2025 年7月時点で、秋田県の人口は88.4 万人と減少の一途を辿っており、高齢化率はすで
に40%に達しています。介護保険制度においては、要支援・要介護者が72,000 人を超えるな
ど、支援を必要としている県民が年々増えています。一方、理学療法士(以下PT)は増加傾向にあるものの、2024 年12 月時点の会員数は754 名と、全国でも最も少ない水準にあります。

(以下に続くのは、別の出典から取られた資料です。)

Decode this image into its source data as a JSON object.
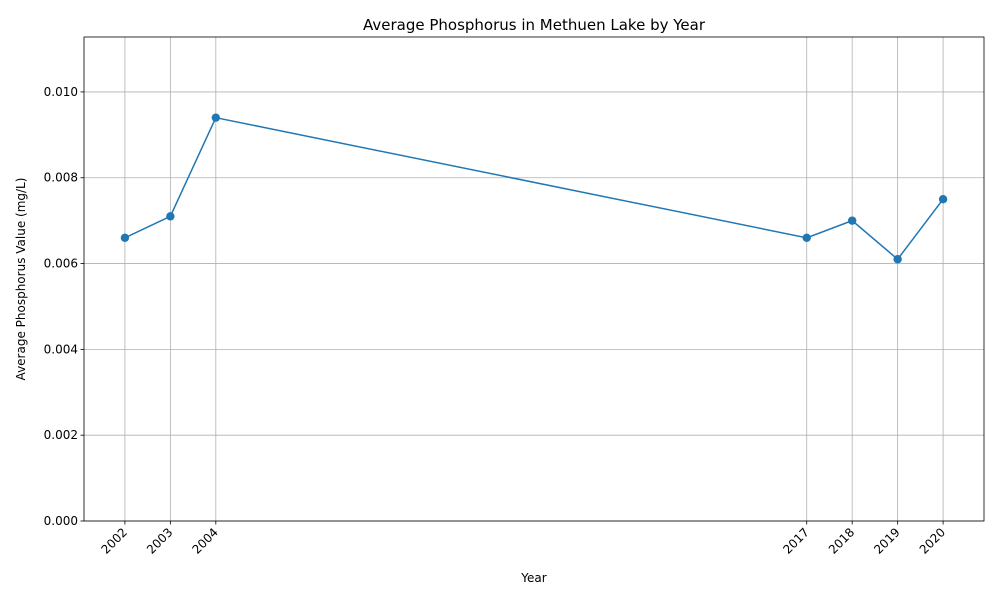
{
  "chart_data": {
    "type": "line",
    "title": "Average Phosphorus in Methuen Lake by Year",
    "xlabel": "Year",
    "ylabel": "Average Phosphorus Value (mg/L)",
    "x": [
      2002,
      2003,
      2004,
      2017,
      2018,
      2019,
      2020
    ],
    "x_tick_labels": [
      "2002",
      "2003",
      "2004",
      "2017",
      "2018",
      "2019",
      "2020"
    ],
    "series": [
      {
        "values": [
          0.0066,
          0.0071,
          0.0094,
          0.0066,
          0.007,
          0.0061,
          0.0075
        ],
        "color": "#1f77b4",
        "marker": "circle"
      }
    ],
    "xlim": [
      2001.1,
      2020.9
    ],
    "ylim": [
      0,
      0.01128
    ],
    "y_ticks": [
      0.0,
      0.002,
      0.004,
      0.006,
      0.008,
      0.01
    ],
    "y_tick_labels": [
      "0.000",
      "0.002",
      "0.004",
      "0.006",
      "0.008",
      "0.010"
    ],
    "grid": true
  }
}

つまり、秋田県においては、少ない人数でより多くの県民を支えるPT が求められている状況で
す。そこで、「若いPT から経験豊富なPT までが同じ目線に立ち、急性期から生活期までを一連
の流れとして連携し続ける必要がある」と強く感じ、本テーマを掲げました。
特に秋田県では、全国に先駆けて少子・高齢・多死社会への移行が進んでおり、医療・介護の
在り方にも変化が求められています。また、地域包括ケアシステムの整備に伴い、多職種連携やチーム医療の関係性は深まりつつありますが、私たちPT にとっては、臨床業務こそが連携を支える基盤であることに変わりはありません。
しかし、実際の現場では様々な課題が生じているのも事実です。例えば、急性期では、在院日
数の制限により退院準備が整う前に退院を余儀なくされるケース、回復期では、充実したリハビリを提供し在宅復帰したものの数日で転倒し再入院するケース、生活期・維持期では、誤嚥性肺炎による再入院で生活リズムが急に崩れ不穏になるケースなど、PT によっては苦い経験をされた方もいらっしゃるかと思います。
そこで、本学会では各病期における理学療法の実践例や連携の在り方について議論し、病期を
跨いだシームレスな医療・リハビリテーションの在り方を模索してまいります。ぜひ、この学会を機に「ベテランは磨かれた臨床の知恵を、中堅は今の実力と視点を、若手は将来の理想像や目標を、学生は夢と希望を」持ち寄り、共有しましょう。そして、世代や経験を超えてお互いを高め合うことが、目の前の患者さんや利用者さんの力となり、秋田県民により良い理学療法を届ける力になると信じています。
今回の学会においても、多くの皆様にご参加いただけるよう、ハイブリッド形式で開催いたします。県内のPT が一体感に包まれる第30 回学会となることを期待しております。多くの皆様のご参加を心よりお待ちしております。